# field force



## WVbeekeeper (Jun 4, 2007)

this is a picture i took of my bees working today around 3pm. the high today was around 65 degree. they are still bringing in pollen and the hives still smell of butterscotch. i have actually noticed some fresh goldenrod blooms around so i hope they are still gathering nectar.


----------



## Walliebee (Nov 17, 2006)

That's a wonderful pic! It's a great angle to see what's goin'on. I was watching my girls today too; the pollen was really comming in. I think the bright yellow is goldenrod, while the darker yellow is aster.
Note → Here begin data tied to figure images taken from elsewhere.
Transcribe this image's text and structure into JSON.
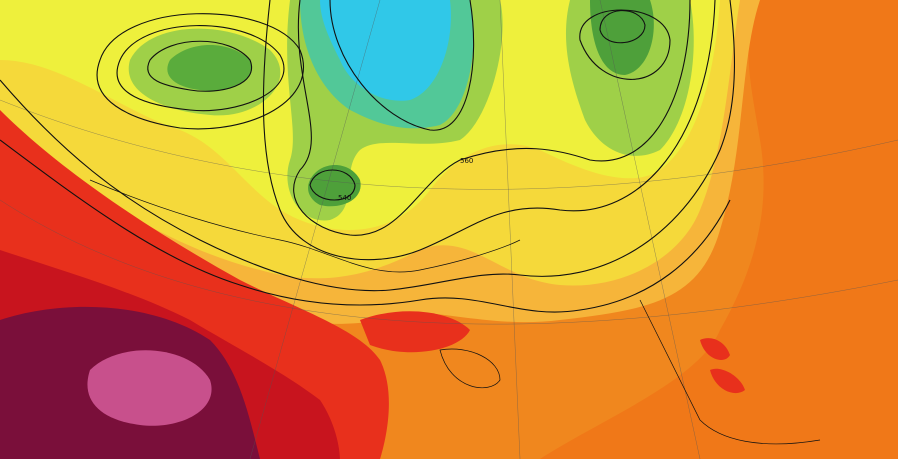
{
  "map": {
    "contour_labels": [
      "560",
      "540"
    ]
  }
}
What do you think?


----------



## WVbeekeeper (Jun 4, 2007)

here's a pollen chart http://en.wikipedia.org/wiki/Pollen_source
they say bright yellow is pumpkin, reddish yellow is aster, and golden is goldenrod. i don't have much aster at all around here but i do have a lot of goldenrod. i would describe the goldenrod as either a dark yellow, golden, or like that crayon color "maize"


----------



## Jesus_the_only_way (Mar 17, 2006)

Love the pic. I'm having similar results here also.
Tom


----------



## SemoraBee's (Aug 14, 2007)

Noticed you said hives smell of butterscotch. What does this mean?
SemoraBee's


----------



## Chef Isaac (Jul 26, 2004)

goldenrod flow


----------